Hätte man so vielleicht vor ein paar Jahren nicht gedacht. Schauen wir mal auf Doha Ende des Jahres und seien wir mal ganz optimistisch. Was müßte denn dort passieren, um eine Kehrtwende hinzukriegen, um die Erderwärmung noch halbwegs zu begrenzen?

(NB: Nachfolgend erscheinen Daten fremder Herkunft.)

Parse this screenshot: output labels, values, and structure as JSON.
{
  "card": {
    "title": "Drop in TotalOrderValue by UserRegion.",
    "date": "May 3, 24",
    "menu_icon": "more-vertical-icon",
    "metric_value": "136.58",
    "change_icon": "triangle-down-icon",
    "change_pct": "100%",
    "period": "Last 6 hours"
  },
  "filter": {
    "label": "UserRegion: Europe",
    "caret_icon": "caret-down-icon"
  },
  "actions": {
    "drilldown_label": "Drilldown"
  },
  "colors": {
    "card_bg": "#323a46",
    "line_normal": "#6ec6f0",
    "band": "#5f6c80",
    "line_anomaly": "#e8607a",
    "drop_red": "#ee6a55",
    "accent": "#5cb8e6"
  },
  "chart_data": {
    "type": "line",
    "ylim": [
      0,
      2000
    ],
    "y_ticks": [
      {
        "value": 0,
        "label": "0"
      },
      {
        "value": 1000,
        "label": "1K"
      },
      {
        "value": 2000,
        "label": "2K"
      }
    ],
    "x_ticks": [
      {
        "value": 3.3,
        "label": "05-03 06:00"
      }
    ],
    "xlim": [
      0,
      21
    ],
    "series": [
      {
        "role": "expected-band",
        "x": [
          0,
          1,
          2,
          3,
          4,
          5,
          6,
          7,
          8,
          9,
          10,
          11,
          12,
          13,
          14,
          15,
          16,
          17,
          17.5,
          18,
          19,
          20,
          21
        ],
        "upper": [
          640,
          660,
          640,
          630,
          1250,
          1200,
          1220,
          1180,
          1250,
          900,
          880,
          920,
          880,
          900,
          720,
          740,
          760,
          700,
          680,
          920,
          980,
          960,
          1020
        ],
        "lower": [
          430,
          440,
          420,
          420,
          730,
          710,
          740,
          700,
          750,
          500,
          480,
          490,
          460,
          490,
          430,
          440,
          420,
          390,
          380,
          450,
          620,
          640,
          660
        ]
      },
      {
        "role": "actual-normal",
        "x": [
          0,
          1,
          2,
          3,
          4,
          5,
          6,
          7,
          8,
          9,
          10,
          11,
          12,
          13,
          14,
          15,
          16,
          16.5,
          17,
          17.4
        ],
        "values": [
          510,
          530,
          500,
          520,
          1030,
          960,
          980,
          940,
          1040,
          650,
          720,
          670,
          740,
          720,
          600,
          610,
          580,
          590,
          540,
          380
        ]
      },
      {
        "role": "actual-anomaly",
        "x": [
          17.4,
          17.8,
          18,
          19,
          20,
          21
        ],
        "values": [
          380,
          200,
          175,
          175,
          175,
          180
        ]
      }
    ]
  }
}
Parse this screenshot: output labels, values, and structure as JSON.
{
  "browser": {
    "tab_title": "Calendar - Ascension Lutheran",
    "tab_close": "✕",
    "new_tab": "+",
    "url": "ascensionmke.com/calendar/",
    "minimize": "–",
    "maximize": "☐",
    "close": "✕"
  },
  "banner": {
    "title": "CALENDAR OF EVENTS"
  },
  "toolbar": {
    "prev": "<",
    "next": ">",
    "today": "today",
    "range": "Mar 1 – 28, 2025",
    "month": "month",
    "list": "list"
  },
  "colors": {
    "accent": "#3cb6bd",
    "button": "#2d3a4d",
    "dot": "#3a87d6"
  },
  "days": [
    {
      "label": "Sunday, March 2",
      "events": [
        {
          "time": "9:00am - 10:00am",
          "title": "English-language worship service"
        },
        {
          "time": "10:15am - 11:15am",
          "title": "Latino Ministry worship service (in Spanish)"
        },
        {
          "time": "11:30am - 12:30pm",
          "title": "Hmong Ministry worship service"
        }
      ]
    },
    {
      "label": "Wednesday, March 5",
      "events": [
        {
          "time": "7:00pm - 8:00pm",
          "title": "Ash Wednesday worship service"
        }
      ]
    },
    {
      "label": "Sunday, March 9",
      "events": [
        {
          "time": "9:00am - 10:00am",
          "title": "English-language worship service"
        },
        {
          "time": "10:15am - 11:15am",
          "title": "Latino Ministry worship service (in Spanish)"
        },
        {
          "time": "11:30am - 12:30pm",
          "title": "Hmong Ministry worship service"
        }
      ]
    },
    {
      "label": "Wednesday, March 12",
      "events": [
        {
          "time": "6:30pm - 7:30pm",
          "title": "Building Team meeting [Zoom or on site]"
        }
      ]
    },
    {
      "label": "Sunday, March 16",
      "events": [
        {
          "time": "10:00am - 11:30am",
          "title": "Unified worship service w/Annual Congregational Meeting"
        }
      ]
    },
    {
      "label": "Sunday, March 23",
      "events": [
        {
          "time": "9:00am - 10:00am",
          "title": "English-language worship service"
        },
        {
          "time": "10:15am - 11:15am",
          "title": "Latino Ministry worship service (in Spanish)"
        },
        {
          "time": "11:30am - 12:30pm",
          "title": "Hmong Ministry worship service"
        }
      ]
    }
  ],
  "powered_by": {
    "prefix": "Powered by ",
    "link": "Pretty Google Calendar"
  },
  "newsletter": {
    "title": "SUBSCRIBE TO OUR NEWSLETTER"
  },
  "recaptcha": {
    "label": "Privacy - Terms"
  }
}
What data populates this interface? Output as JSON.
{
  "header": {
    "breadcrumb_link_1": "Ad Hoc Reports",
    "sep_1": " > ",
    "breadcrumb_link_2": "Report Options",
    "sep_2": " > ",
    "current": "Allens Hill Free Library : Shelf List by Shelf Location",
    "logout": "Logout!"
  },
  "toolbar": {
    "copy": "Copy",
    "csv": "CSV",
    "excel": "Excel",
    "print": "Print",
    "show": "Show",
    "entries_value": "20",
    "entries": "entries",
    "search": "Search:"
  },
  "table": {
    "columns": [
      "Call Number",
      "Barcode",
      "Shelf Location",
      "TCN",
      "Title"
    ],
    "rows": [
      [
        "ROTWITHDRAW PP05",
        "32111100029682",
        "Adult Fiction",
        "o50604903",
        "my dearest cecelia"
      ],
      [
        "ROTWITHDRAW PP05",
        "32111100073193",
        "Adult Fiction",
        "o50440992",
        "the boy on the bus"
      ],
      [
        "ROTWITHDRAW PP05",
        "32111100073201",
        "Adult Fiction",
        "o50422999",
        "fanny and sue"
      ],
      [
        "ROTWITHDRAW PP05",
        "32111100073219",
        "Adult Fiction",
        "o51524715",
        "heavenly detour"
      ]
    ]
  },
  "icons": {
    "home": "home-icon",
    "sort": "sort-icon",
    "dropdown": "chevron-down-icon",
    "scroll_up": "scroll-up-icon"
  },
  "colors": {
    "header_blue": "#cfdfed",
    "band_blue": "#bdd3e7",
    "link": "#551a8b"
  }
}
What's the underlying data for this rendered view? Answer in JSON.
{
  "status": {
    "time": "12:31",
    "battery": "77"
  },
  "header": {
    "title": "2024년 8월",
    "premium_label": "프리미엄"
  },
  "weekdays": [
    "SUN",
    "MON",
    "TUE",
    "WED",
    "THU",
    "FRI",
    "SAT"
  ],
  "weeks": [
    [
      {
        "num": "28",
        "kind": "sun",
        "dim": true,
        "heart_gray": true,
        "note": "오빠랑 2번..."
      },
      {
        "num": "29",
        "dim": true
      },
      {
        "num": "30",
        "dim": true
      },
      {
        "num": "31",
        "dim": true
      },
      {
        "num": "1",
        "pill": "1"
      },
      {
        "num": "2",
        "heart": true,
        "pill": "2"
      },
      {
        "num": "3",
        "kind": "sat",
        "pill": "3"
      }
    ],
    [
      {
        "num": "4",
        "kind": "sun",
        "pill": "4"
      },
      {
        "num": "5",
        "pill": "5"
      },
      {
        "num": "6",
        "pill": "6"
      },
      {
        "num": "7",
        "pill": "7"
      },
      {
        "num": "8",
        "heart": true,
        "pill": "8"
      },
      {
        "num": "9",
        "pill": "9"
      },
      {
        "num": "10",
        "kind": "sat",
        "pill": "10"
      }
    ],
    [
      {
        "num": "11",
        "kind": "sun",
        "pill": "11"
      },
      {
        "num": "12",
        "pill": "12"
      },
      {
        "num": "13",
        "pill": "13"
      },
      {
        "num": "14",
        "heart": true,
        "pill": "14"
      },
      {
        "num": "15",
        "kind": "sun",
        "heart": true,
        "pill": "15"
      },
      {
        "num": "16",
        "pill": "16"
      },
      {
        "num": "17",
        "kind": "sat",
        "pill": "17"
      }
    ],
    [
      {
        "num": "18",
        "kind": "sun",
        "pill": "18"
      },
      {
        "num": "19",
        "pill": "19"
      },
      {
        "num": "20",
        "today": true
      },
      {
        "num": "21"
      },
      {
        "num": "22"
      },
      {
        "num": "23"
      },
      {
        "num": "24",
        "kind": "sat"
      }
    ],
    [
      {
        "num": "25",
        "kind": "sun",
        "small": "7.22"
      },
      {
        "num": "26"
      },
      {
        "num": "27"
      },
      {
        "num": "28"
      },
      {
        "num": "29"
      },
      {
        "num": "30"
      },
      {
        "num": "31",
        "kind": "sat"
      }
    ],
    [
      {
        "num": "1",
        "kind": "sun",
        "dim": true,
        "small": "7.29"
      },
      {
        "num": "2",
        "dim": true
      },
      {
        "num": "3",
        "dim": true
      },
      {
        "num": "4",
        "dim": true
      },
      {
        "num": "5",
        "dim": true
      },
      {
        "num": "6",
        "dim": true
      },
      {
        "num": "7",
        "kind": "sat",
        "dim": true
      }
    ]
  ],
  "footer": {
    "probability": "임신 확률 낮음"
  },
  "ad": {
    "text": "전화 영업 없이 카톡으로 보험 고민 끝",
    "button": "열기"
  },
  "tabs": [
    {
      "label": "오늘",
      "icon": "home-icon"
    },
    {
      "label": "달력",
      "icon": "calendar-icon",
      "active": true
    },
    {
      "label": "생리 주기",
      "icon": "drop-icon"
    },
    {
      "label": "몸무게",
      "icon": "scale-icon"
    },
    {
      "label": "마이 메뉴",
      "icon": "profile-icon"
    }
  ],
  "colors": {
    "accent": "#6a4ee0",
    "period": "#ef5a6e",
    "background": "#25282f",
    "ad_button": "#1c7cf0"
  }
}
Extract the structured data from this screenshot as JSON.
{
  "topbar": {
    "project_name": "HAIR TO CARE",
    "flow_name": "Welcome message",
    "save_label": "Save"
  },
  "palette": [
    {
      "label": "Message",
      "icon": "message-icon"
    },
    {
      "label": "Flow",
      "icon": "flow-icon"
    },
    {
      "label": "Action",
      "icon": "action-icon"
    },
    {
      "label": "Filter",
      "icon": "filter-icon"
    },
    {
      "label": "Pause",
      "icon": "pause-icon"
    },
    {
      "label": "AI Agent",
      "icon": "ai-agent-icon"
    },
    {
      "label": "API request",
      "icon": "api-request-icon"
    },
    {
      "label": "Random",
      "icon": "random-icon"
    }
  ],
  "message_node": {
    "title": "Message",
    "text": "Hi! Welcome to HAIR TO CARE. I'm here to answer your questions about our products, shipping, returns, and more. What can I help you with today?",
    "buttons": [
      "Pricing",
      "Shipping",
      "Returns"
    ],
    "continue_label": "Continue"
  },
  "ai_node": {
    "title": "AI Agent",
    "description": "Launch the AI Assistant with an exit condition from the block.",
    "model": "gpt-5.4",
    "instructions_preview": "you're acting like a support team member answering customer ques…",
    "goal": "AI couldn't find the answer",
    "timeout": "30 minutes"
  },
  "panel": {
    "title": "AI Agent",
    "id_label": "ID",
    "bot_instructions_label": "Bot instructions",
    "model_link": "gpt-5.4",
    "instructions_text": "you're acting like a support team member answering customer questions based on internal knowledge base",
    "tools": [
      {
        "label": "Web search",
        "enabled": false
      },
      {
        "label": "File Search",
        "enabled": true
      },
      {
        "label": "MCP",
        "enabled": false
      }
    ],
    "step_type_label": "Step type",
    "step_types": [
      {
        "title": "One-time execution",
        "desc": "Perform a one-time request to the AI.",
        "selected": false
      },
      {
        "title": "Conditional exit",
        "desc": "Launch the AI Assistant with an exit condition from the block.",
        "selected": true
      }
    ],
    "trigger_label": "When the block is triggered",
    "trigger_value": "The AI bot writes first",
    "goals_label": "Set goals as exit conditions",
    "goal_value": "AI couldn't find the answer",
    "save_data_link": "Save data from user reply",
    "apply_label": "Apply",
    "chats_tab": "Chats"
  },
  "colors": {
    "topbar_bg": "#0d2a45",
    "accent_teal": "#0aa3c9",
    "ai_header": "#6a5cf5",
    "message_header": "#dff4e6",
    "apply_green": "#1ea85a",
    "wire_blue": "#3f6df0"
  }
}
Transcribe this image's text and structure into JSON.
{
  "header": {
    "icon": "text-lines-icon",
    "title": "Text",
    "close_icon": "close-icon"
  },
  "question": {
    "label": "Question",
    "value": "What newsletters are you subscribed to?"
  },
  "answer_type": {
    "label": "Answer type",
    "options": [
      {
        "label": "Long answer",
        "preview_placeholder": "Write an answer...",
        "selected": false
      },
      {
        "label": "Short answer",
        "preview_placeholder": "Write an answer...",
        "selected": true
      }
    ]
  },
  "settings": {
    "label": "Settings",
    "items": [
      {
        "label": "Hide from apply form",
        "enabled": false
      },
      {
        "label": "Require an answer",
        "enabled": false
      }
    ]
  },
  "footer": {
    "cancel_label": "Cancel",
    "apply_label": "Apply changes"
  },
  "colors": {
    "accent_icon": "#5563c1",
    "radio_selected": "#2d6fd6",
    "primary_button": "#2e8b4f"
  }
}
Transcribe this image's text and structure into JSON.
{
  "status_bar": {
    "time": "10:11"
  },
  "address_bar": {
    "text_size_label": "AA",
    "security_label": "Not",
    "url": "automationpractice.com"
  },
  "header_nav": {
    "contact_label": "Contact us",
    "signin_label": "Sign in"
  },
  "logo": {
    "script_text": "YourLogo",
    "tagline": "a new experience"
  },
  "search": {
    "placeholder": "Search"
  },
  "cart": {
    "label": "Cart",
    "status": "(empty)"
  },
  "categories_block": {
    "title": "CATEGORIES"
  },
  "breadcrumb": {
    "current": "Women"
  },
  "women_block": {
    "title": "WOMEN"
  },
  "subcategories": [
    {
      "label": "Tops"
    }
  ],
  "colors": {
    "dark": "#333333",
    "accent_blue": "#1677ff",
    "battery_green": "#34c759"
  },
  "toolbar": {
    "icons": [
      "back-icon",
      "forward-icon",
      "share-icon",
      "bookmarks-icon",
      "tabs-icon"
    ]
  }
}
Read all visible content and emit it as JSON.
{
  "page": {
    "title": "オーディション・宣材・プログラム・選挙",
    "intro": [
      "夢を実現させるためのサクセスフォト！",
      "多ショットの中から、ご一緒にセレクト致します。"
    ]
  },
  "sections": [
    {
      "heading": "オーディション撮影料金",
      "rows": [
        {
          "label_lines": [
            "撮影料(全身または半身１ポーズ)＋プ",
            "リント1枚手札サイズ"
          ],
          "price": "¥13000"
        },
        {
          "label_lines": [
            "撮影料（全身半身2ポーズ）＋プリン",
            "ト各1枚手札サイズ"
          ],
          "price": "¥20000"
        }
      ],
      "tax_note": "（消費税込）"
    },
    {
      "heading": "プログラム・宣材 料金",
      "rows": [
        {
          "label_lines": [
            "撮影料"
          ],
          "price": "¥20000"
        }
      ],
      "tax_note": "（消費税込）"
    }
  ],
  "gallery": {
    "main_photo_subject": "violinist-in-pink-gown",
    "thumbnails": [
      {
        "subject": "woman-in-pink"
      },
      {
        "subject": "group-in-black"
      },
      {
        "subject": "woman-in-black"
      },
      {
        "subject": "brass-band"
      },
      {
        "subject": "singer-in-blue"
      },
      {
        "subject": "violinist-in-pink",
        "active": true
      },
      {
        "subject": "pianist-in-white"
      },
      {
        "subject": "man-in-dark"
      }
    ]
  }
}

Ehring: Doha allein kann eine Kehrtwende sicherlich nicht schaffen, aber: Es sind einige Ergebnisse, die in Doha schon passieren müssten. Es muss wirklich eine Entscheidung fallen, wie das Kyoto-Protokoll verlängert wird, wie lange und mit welchen Klimaschutzzielen. Die Industrieländer brauchen ehrgeizigere Ziele. Ein neues weltweites Klimaabkommen soll ja erst ab 2020 gelten, aber bis dahin sind es noch acht Jahre, in denen es keine international vereinbarten Grenzen für den Ausstoß von Treibhausgasen für den großen Teil der Welt gibt und das muss mit freiwilligen Selbstverpflichtungen gefüllt werden, die deutlich ehrgeiziger sein müssen, als es derzeit aussieht. Die Europäische Union zum Beispiel, die hat sich 20 Prozent Reduktion des Treibhausgas-Ausstoßes bis 2020 vorgenommen, verglichen mit 1990. Beobachter sind der Ansicht: Wenn die EU gar nichts tut im Klimaschutz im aktiven eigenen Klimaschutz, dann erreicht sie dieses Ziel sowieso. Da ist eine Erhöhung überfällig und wenn die auch in Doha ausbleibt, dann ist das ein sehr negatives Signal für andere Länder.
Kurze Einschätzung: Wie realistisch ist ein Erfolg in Doha?
Ehring: Derzeit sieht es nicht danach aus. Doha ist auch vielleicht nicht der richtige Platz für einen solchen Erfolg. Es findet in einem Ölstaat statt, in dem Land mit dem höchsten Pro-Kopf-Treibhausgasausstoß weltweit und, um eine Wende zustande zu bringen, ist auch eine engagierte Verhandlungsleitung des Gastgeberstaates nötig und da hat sich auch Qatar als Gastgeberstaat bisher nicht hervorgetan.